| This, except also relatively compared to reaction time thresholds/max latency for hci. For example in predictive typing anything above ~100ms (don't remember the number but there's an exact measurement on the Gmail paper for smart compose) is noticeable and very annoying to a user. Or video chat, I'd be curious to see the video latency required for a user to notice lag between audio & video. I know in game dev, I was always taught that 60fps is fine, but then there are gamers swearing up and down when they drop below 140fps. Would be curious to see what the max allowed latency is here as well. Another common one is the microexpressions latency which is frequently quoted as 1/20 of a second (max latency before an emotion detector starts to miss the microexpression). I feel like these are the real goalposts in tech; especially in ML, we've got the accuracy/quality and now we need the speed. Every research paper likes to brag about how many ms it takes for one step, I'd like to see this compared to the maximum latency required for practical HCI. |
The 60 fps mark isn't really latency related. Instead, at 60 fps animation without motion blur feels smooth. At 30 fps you need motion blur or it feels like it stutters (and in 24hz cinema the camera produces natural motion blur due to shutter time).

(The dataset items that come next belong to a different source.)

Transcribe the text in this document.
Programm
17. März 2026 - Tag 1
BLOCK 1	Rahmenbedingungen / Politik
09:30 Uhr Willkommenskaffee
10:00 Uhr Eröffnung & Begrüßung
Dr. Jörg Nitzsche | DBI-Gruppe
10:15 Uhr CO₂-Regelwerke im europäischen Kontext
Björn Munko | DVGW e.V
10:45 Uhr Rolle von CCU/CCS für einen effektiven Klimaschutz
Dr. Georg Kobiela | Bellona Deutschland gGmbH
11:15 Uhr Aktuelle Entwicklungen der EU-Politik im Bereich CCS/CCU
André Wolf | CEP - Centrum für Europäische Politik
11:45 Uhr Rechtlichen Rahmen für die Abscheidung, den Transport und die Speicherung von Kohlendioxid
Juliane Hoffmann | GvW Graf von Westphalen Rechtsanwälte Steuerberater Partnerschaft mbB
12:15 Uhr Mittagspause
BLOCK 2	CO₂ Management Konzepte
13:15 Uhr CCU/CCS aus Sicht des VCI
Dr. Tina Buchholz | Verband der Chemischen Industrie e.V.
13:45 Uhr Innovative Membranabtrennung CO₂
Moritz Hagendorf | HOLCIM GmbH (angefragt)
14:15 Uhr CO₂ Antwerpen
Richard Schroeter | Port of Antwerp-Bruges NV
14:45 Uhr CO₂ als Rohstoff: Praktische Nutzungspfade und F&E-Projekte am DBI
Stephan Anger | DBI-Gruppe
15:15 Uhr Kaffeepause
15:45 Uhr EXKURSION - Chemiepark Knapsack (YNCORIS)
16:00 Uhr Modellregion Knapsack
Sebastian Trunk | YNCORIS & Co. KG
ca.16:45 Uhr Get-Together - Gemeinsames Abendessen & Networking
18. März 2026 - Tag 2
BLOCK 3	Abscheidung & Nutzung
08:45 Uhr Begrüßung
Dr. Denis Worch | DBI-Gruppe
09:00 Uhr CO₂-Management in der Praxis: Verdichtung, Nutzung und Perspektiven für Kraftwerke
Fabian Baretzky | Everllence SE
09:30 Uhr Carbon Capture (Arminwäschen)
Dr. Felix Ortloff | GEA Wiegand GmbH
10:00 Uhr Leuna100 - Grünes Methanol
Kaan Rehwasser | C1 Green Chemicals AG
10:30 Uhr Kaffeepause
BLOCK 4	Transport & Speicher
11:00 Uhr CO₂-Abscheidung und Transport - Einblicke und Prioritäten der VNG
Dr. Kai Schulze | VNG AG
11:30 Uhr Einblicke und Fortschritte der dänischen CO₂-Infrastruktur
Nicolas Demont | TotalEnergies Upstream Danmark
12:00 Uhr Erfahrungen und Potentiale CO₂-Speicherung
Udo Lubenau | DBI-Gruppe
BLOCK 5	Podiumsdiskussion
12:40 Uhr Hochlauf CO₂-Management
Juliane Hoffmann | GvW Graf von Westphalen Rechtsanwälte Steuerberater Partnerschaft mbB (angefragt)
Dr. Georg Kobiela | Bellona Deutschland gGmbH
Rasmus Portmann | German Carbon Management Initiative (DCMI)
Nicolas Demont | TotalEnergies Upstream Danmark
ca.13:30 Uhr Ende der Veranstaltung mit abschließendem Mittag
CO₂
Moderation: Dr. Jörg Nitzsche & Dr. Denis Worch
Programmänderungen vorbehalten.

The latency aspect is more complicated, as there's a long feedback loop: The frame is shown on the screen, is perceived by the user's eye, the user's brain computes a reaction, the brain sends a signal to the hands, the hands execute the reaction, the input device perceives this and sends the result to the computer, the next frame is computed and finally it's send to the screen and displayed. Each of these steps takes on the orders of milliseconds (often tens of milliseconds). Faster refresh rates and more fps improve some of them, and in theory any improvement in fps and refresh rate makes the feedback loop faster and thus improves performance. There are diminishing returns because you don't control the entire pipeline (and the parts that happen inside a human are particularly slow), but going from 60 to 140 fps is a big enough improvement that it matters.
Another factor is the stability of the latency: humans can compensate for quite high latencies by predicting the correct inputs. But this only works if the latency is consistent. Just imagine trying to hit anything with bow and arrow if you don't know how fast the arrow will fly. That's why frame drops hurt so much: every dropped frame is a giant latency fluctuation.